2.The pilot implementation of software and sounding mechanisms (instruments) to attribute data from the Global Atlas project and/or similar or emergent outcomes. For example, MF/TH are interested to direct data to drive resonating bodies, or to regulate water dripping onto a discarded piano.
3.Discussion and development of the working process which includes considering the framework for the interactive process between all and articulating responses to the rainfall data. This will occur through Friday morning weather/coffee meetings between artists and scientists as available.
4.Discussion related to the ongoing and international nature of the project, including the commissioning/recruitment of international artists.
5.Construction of prototype of installation. Artists will work in their studio spaces, and in the common space at the Meat Market, bringing their components together at various stages of the development to articulate the combined “orchestration” of the work.
6 Final two week intensive at ArtsHouse with showing and roundtable artist-scientist discussion.
Why?
The overwhelming quantity and variety of data related to climate change has led to a difficulty in representing and reflecting the issue in broader cultural terms. This particular group of artists and scientists are already working with ideas of scale and practicalities and suppostions concerning weather and are in unique positions to create work. This project continues our investigations into arts-science.
Placement of work aesthetically/internationally
The investigation of natural and elemental forces, including the weather, is a widespread and increasingly topical area of artistic practice. Approaches have ranged from the placement of material objects in landscape and highlighting temporary and permanent transformation, to the widespread representation of data (encapsulated in the phrase the database aesthetic). While the collected artists have tackled both these extremes, the articulation of a systems approach in a joint artistic process itself perhaps sits more closely with more collaborative performance or cinematic forms that require complex divisions of labour to distil a singular product such as a piece of theatre or film.
A similar process is reflected in the examples of jointly realised sound works that were a feature when the possibility for both serial and simultaneous transmission of musical materials arose about ten years ago on the internet.

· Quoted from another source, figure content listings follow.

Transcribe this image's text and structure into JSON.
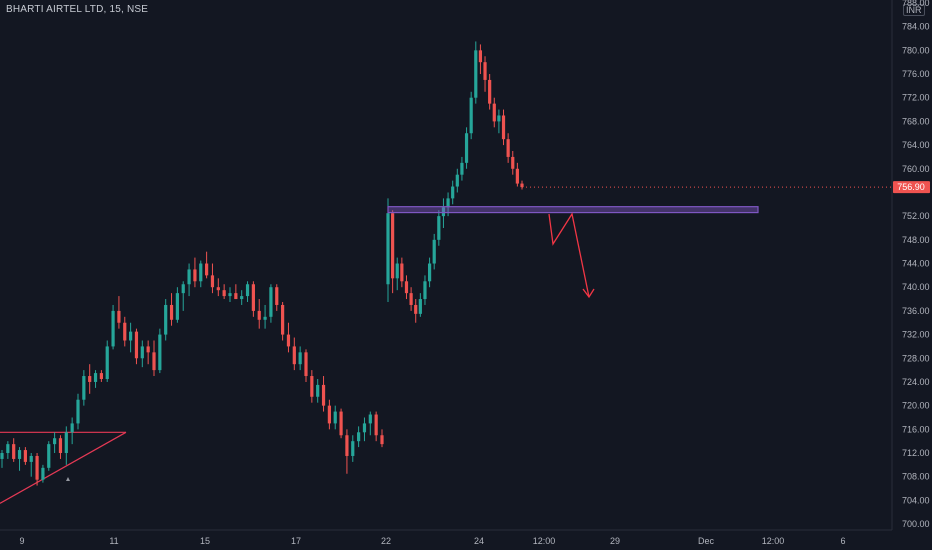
{
  "header": {
    "title": "BHARTI AIRTEL LTD, 15, NSE",
    "currency": "INR"
  },
  "colors": {
    "background": "#131722",
    "up": "#26a69a",
    "down": "#ef5350",
    "axis_text": "#b2b5be",
    "resistance": "#7e57c2",
    "triangle": "#e53955",
    "projection": "#f23645"
  },
  "chart_data": {
    "type": "candlestick",
    "ylim": [
      699,
      788.5
    ],
    "yticks": [
      "788.00",
      "784.00",
      "780.00",
      "776.00",
      "772.00",
      "768.00",
      "764.00",
      "760.00",
      "752.00",
      "748.00",
      "744.00",
      "740.00",
      "736.00",
      "732.00",
      "728.00",
      "724.00",
      "720.00",
      "716.00",
      "712.00",
      "708.00",
      "704.00",
      "700.00"
    ],
    "xticks": [
      "9",
      "11",
      "15",
      "17",
      "22",
      "24",
      "12:00",
      "29",
      "Dec",
      "12:00",
      "6"
    ],
    "last_price": "756.90",
    "last_price_value": 756.9,
    "resistance_zone": [
      752.6,
      753.6
    ],
    "candles": [
      [
        711,
        712.5,
        709.5,
        712
      ],
      [
        712,
        714,
        711,
        713.5
      ],
      [
        713.5,
        714.5,
        710.5,
        711
      ],
      [
        711,
        713,
        709,
        712.5
      ],
      [
        712.5,
        713,
        710,
        710.5
      ],
      [
        710.5,
        712,
        708,
        711.5
      ],
      [
        711.5,
        712,
        706.5,
        707.5
      ],
      [
        707.5,
        710,
        707,
        709.5
      ],
      [
        709.5,
        714,
        709,
        713.5
      ],
      [
        713.5,
        715.5,
        712,
        714.5
      ],
      [
        714.5,
        715,
        711,
        712
      ],
      [
        712,
        716.5,
        710,
        715.5
      ],
      [
        715.5,
        718,
        713.5,
        717
      ],
      [
        717,
        722,
        716,
        721
      ],
      [
        721,
        726,
        720,
        725
      ],
      [
        725,
        727,
        722,
        724
      ],
      [
        724,
        726,
        723,
        725.5
      ],
      [
        725.5,
        726,
        724,
        724.5
      ],
      [
        724.5,
        731,
        724,
        730
      ],
      [
        730,
        737,
        729.5,
        736
      ],
      [
        736,
        738.5,
        733,
        734
      ],
      [
        734,
        735,
        730,
        731
      ],
      [
        731,
        734,
        729,
        732.5
      ],
      [
        732.5,
        733,
        727,
        728
      ],
      [
        728,
        731,
        726.5,
        730
      ],
      [
        730,
        731,
        727,
        729
      ],
      [
        729,
        731,
        725,
        726
      ],
      [
        726,
        733,
        725.5,
        732
      ],
      [
        732,
        738,
        731,
        737
      ],
      [
        737,
        739,
        733.5,
        734.5
      ],
      [
        734.5,
        740,
        734,
        739
      ],
      [
        739,
        741,
        736,
        740.5
      ],
      [
        740.5,
        744,
        738.5,
        743
      ],
      [
        743,
        745,
        740,
        741
      ],
      [
        741,
        744.5,
        740,
        744
      ],
      [
        744,
        746,
        741.5,
        742
      ],
      [
        742,
        744,
        739,
        740
      ],
      [
        740,
        741.5,
        738.5,
        739.5
      ],
      [
        739.5,
        740.5,
        738,
        738.5
      ],
      [
        738.5,
        740,
        737.5,
        739
      ],
      [
        739,
        740.5,
        738,
        738
      ],
      [
        738,
        739.5,
        737,
        738.5
      ],
      [
        738.5,
        741,
        737.5,
        740.5
      ],
      [
        740.5,
        741,
        735,
        736
      ],
      [
        736,
        738,
        733,
        734.5
      ],
      [
        734.5,
        737,
        733,
        735
      ],
      [
        735,
        740.5,
        734,
        740
      ],
      [
        740,
        740.5,
        736,
        737
      ],
      [
        737,
        737.5,
        731,
        732
      ],
      [
        732,
        734,
        729,
        730
      ],
      [
        730,
        731.5,
        726,
        727
      ],
      [
        727,
        730,
        726,
        729
      ],
      [
        729,
        729.5,
        724,
        725
      ],
      [
        725,
        726,
        720.5,
        721.5
      ],
      [
        721.5,
        724.5,
        720.5,
        723.5
      ],
      [
        723.5,
        725,
        719,
        720
      ],
      [
        720,
        721,
        716,
        717
      ],
      [
        717,
        720,
        716,
        719
      ],
      [
        719,
        719.5,
        714.5,
        715
      ],
      [
        715,
        716,
        708.5,
        711.5
      ],
      [
        711.5,
        715,
        710.5,
        714
      ],
      [
        714,
        716.5,
        713,
        715.5
      ],
      [
        715.5,
        718,
        714,
        717
      ],
      [
        717,
        719,
        715,
        718.5
      ],
      [
        718.5,
        719,
        714,
        715
      ],
      [
        715,
        716,
        713,
        713.5
      ],
      [
        740.5,
        755,
        737.5,
        752.5
      ],
      [
        752.5,
        753,
        739,
        741.5
      ],
      [
        741.5,
        745,
        739.5,
        744
      ],
      [
        744,
        745,
        740,
        741
      ],
      [
        741,
        742,
        738,
        739
      ],
      [
        739,
        740,
        736,
        737
      ],
      [
        737,
        738,
        734,
        735.5
      ],
      [
        735.5,
        739,
        735,
        738
      ],
      [
        738,
        742,
        737,
        741
      ],
      [
        741,
        745,
        740,
        744
      ],
      [
        744,
        749,
        743,
        748
      ],
      [
        748,
        753,
        747,
        752
      ],
      [
        752,
        755,
        750,
        753.5
      ],
      [
        753.5,
        756,
        752,
        755
      ],
      [
        755,
        758,
        754,
        757
      ],
      [
        757,
        760,
        756,
        759
      ],
      [
        759,
        762,
        758,
        761
      ],
      [
        761,
        767,
        760,
        766
      ],
      [
        766,
        773,
        765,
        772
      ],
      [
        772,
        781.5,
        771,
        780
      ],
      [
        780,
        781,
        776,
        778
      ],
      [
        778,
        779,
        773,
        775
      ],
      [
        775,
        776,
        770,
        771
      ],
      [
        771,
        772,
        767,
        768
      ],
      [
        768,
        770,
        766,
        769
      ],
      [
        769,
        770,
        764,
        765
      ],
      [
        765,
        766,
        761,
        762
      ],
      [
        762,
        763,
        759,
        760
      ],
      [
        760,
        761,
        757,
        757.5
      ],
      [
        757.5,
        758,
        756.5,
        756.9
      ]
    ]
  }
}
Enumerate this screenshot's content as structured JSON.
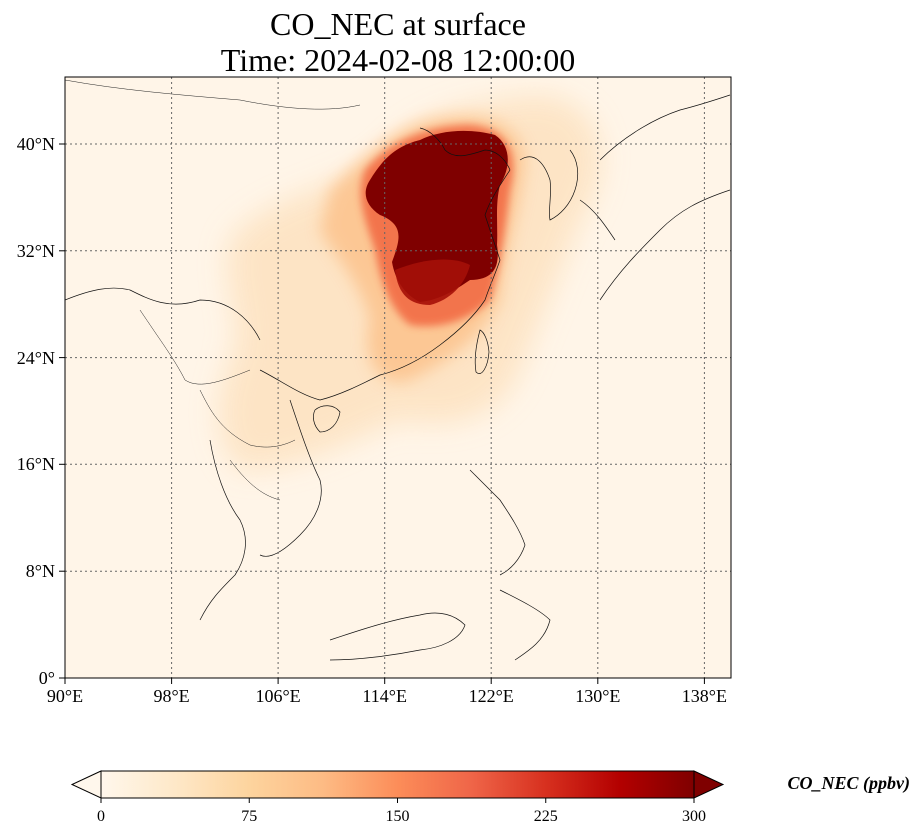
{
  "title": "CO_NEC at surface",
  "subtitle": "Time: 2024-02-08 12:00:00",
  "map": {
    "lon_range": [
      90,
      140
    ],
    "lat_range": [
      0,
      45
    ],
    "lon_ticks": [
      "90°E",
      "98°E",
      "106°E",
      "114°E",
      "122°E",
      "130°E",
      "138°E"
    ],
    "lat_ticks": [
      "0°",
      "8°N",
      "16°N",
      "24°N",
      "32°N",
      "40°N"
    ],
    "gridlines": true
  },
  "colorbar": {
    "label": "CO_NEC (ppbv)",
    "ticks": [
      "0",
      "75",
      "150",
      "225",
      "300"
    ],
    "range": [
      0,
      300
    ],
    "extend": "both",
    "colormap": "OrRd",
    "colors": [
      "#fff7ec",
      "#fee8c8",
      "#fdd49e",
      "#fdbb84",
      "#fc8d59",
      "#ef6548",
      "#d7301f",
      "#b30000",
      "#7f0000"
    ]
  }
}
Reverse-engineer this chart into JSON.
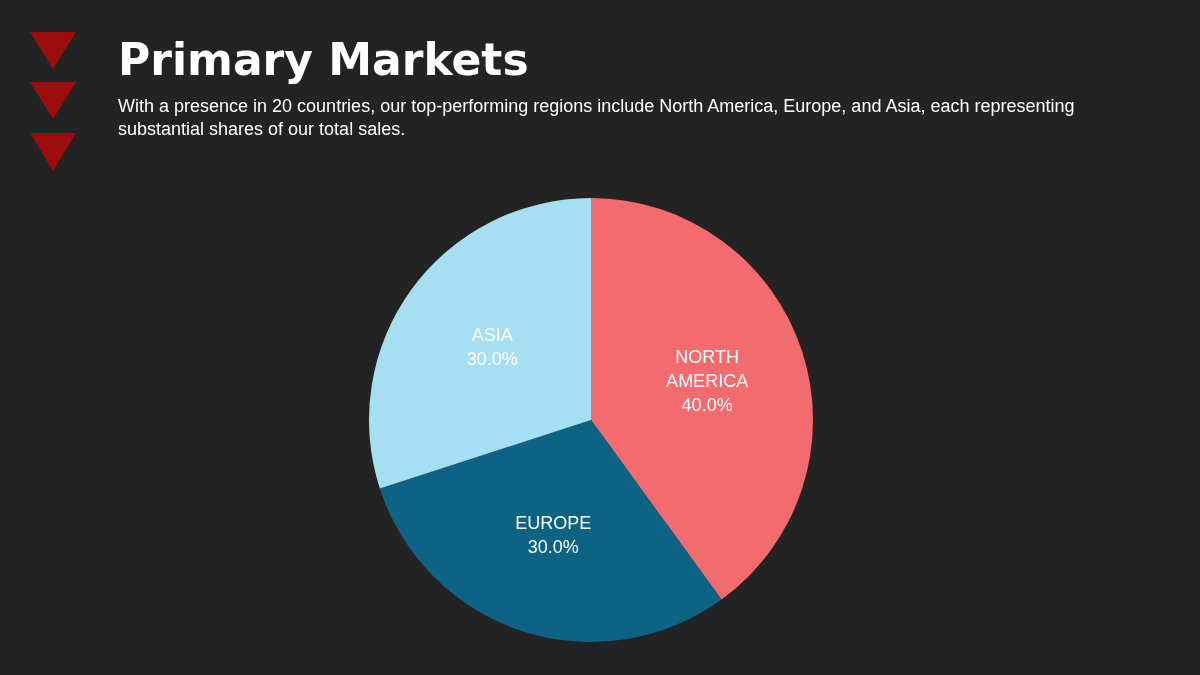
{
  "chart_data": {
    "type": "pie",
    "title": "Primary Markets",
    "subtitle": "With a presence in 20 countries, our top-performing regions include North America, Europe, and Asia, each representing substantial shares of our total sales.",
    "categories": [
      "NORTH AMERICA",
      "EUROPE",
      "ASIA"
    ],
    "values": [
      40,
      30,
      30
    ],
    "value_labels": [
      "40.0%",
      "30.0%",
      "30.0%"
    ],
    "colors": [
      "#f26b6f",
      "#0c6383",
      "#a6dff2"
    ],
    "legend": false
  }
}
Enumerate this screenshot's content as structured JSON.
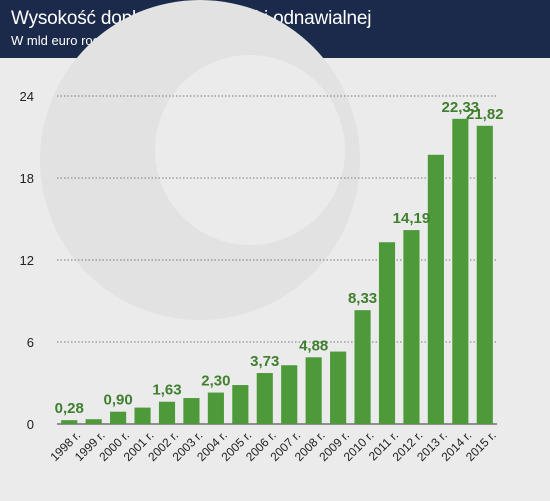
{
  "header": {
    "title": "Wysokość dopłat do energetyki odnawialnej",
    "subtitle": "W mld euro rocznie"
  },
  "colors": {
    "header_bg": "#1b2a4a",
    "bar": "#4e9a3a",
    "label": "#3f7f2e",
    "background": "#ebebeb"
  },
  "chart_data": {
    "type": "bar",
    "title": "Wysokość dopłat do energetyki odnawialnej",
    "subtitle": "W mld euro rocznie",
    "categories": [
      "1998 r.",
      "1999 r.",
      "2000 r.",
      "2001 r.",
      "2002 r.",
      "2003 r.",
      "2004 r.",
      "2005 r.",
      "2006 r.",
      "2007 r.",
      "2008 r.",
      "2009 r.",
      "2010 r.",
      "2011 r.",
      "2012 r.",
      "2013 r.",
      "2014 r.",
      "2015 r."
    ],
    "values": [
      0.28,
      0.35,
      0.9,
      1.2,
      1.63,
      1.9,
      2.3,
      2.85,
      3.73,
      4.3,
      4.88,
      5.3,
      8.33,
      13.3,
      14.19,
      19.7,
      22.33,
      21.82
    ],
    "data_labels": [
      "0,28",
      "",
      "0,90",
      "",
      "1,63",
      "",
      "2,30",
      "",
      "3,73",
      "",
      "4,88",
      "",
      "8,33",
      "",
      "14,19",
      "",
      "22,33",
      "21,82"
    ],
    "y_ticks": [
      "0",
      "6",
      "12",
      "18",
      "24"
    ],
    "ylim": [
      0,
      24
    ],
    "grid": true
  }
}
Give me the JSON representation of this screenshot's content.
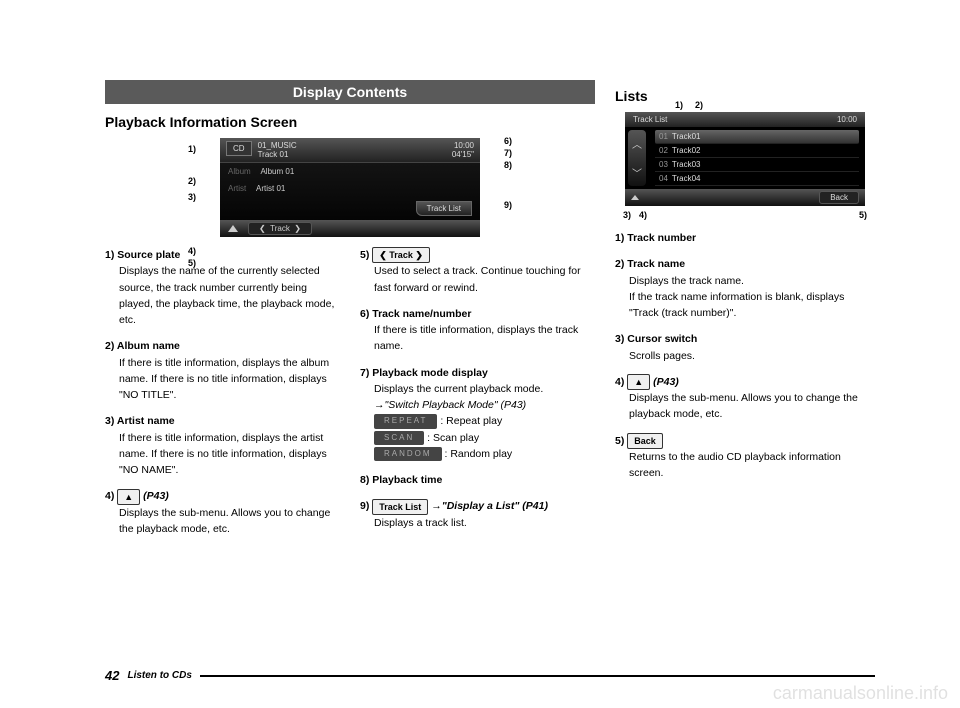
{
  "header": {
    "title": "Display Contents"
  },
  "left": {
    "section_title": "Playback Information Screen",
    "screen": {
      "source_badge": "CD",
      "track_title": "01_MUSIC",
      "track_sub": "Track 01",
      "elapsed": "04'15\"",
      "clock": "10:00",
      "album_label": "Album",
      "album_value": "Album 01",
      "artist_label": "Artist",
      "artist_value": "Artist 01",
      "tracklist_btn": "Track List",
      "nav_label": "Track"
    },
    "callouts_left": [
      "1)",
      "2)",
      "3)",
      "4)",
      "5)"
    ],
    "callouts_right": [
      "6)",
      "7)",
      "8)",
      "9)"
    ],
    "items_a": [
      {
        "n": "1)",
        "title": "Source plate",
        "desc": "Displays the name of the currently selected source, the track number currently being played, the playback time, the playback mode, etc."
      },
      {
        "n": "2)",
        "title": "Album name",
        "desc": " If there is title information, displays the album name. If there is no title information, displays \"NO TITLE\"."
      },
      {
        "n": "3)",
        "title": "Artist name",
        "desc": "If there is title information, displays the artist name. If there is no title information, displays \"NO NAME\"."
      },
      {
        "n": "4)",
        "btn": "▲",
        "ref": "(P43)",
        "desc": "Displays the sub-menu. Allows you to change the playback mode, etc."
      }
    ],
    "items_b": [
      {
        "n": "5)",
        "btn": "❮ Track ❯",
        "desc": "Used to select a track. Continue touching for fast forward or rewind."
      },
      {
        "n": "6)",
        "title": "Track name/number",
        "desc": "If there is title information, displays the track name."
      },
      {
        "n": "7)",
        "title": "Playback mode display",
        "desc": "Displays the current playback mode.",
        "ref": "→\"Switch Playback Mode\" (P43)",
        "modes": [
          {
            "btn": "REPEAT",
            "txt": ": Repeat play"
          },
          {
            "btn": "SCAN",
            "txt": ": Scan play"
          },
          {
            "btn": "RANDOM",
            "txt": ": Random play"
          }
        ]
      },
      {
        "n": "8)",
        "title": "Playback time"
      },
      {
        "n": "9)",
        "btn": "Track List",
        "desc": "Displays a track list.",
        "ref": "→\"Display a List\" (P41)"
      }
    ]
  },
  "right": {
    "section_title": "Lists",
    "screen": {
      "title": "Track List",
      "clock": "10:00",
      "rows": [
        {
          "num": "01",
          "name": "Track01",
          "active": true
        },
        {
          "num": "02",
          "name": "Track02"
        },
        {
          "num": "03",
          "name": "Track03"
        },
        {
          "num": "04",
          "name": "Track04"
        }
      ],
      "back": "Back"
    },
    "callouts_top": [
      "1)",
      "2)"
    ],
    "callouts_bottom": [
      "3)",
      "4)",
      "5)"
    ],
    "items": [
      {
        "n": "1)",
        "title": "Track number"
      },
      {
        "n": "2)",
        "title": "Track name",
        "desc": "Displays the track name.\nIf the track name information is blank, displays \"Track (track number)\"."
      },
      {
        "n": "3)",
        "title": "Cursor switch",
        "desc": "Scrolls pages."
      },
      {
        "n": "4)",
        "btn": "▲",
        "ref": "(P43)",
        "desc": "Displays the sub-menu. Allows you to change the playback mode, etc."
      },
      {
        "n": "5)",
        "btn": "Back",
        "desc": "Returns to the audio CD playback information screen."
      }
    ]
  },
  "footer": {
    "page": "42",
    "section": "Listen to CDs"
  },
  "watermark": "carmanualsonline.info"
}
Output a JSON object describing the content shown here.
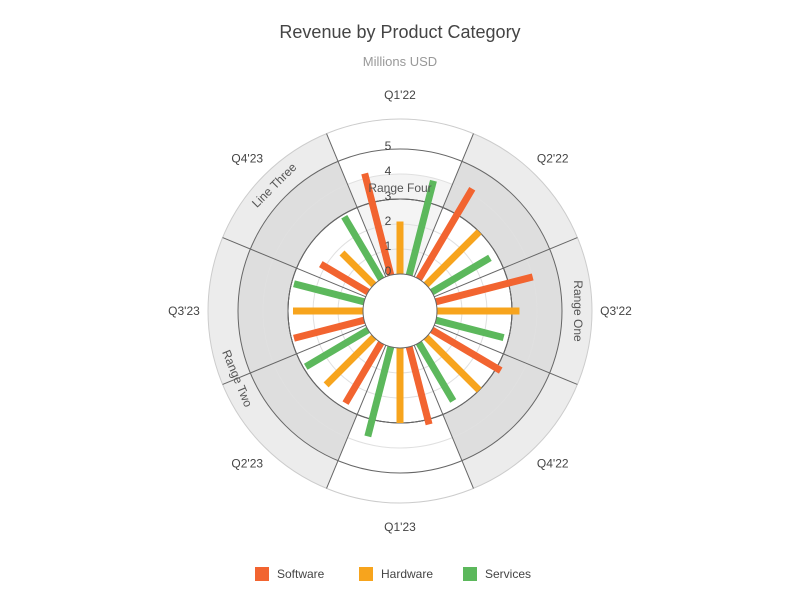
{
  "chart_data": {
    "type": "bar",
    "subtype": "polar-radial-column",
    "title": "Revenue by Product Category",
    "subtitle": "Millions USD",
    "categories": [
      "Q1'22",
      "Q2'22",
      "Q3'22",
      "Q4'22",
      "Q1'23",
      "Q2'23",
      "Q3'23",
      "Q4'23"
    ],
    "series": [
      {
        "name": "Software",
        "color": "#f26430",
        "values": [
          4.2,
          4.2,
          4.0,
          3.2,
          3.2,
          2.8,
          2.9,
          2.2
        ]
      },
      {
        "name": "Hardware",
        "color": "#f7a41d",
        "values": [
          2.1,
          3.0,
          3.3,
          3.0,
          3.0,
          2.7,
          2.8,
          1.8
        ]
      },
      {
        "name": "Services",
        "color": "#5cb85c",
        "values": [
          3.9,
          2.7,
          2.8,
          2.7,
          3.7,
          2.9,
          2.9,
          2.9
        ]
      }
    ],
    "rlim": [
      0,
      5
    ],
    "radial_ticks": [
      "0",
      "1",
      "2",
      "3",
      "4",
      "5"
    ],
    "bands": [
      {
        "label": "Range One",
        "from": 3,
        "to": 5,
        "start_category": 1,
        "end_category": 3
      },
      {
        "label": "Range Two",
        "from": 3,
        "to": 5,
        "start_category": 5,
        "end_category": 6
      },
      {
        "label": "Line Three",
        "from": 3,
        "to": 5,
        "start_category": 7,
        "end_category": 7
      },
      {
        "label": "Range Four",
        "from": 0,
        "to": 4,
        "start_category": 0,
        "end_category": 0
      }
    ],
    "legend": {
      "position": "bottom"
    },
    "grid": true
  }
}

The idea of data flows around and to and from the individual and joint practices of the artists we feel is a significant inter-disciplinary innovation within the area of installation. Particularly, the idea that a “solution” to the complexity of phenomena such as changing rainfall patterns can only arise when collections of discrete entities (artists, nations, companies) contribute a multi-faceted, yet co-ordinated and integrated representation. It’s an old, perhaps unfashionable, idea to model “unity of purpose”, yet through the workings of an artistic process the idea of unity becomes invigorated as dynamic, responsive and worked.
Gauge is modelling a collective response across art-forms and disciplines that promises both great beauty and poignancy. It specifically engages with one of the critical cultural and political issues for our time, linking directly with cogent data/ predictions relating to rainfall.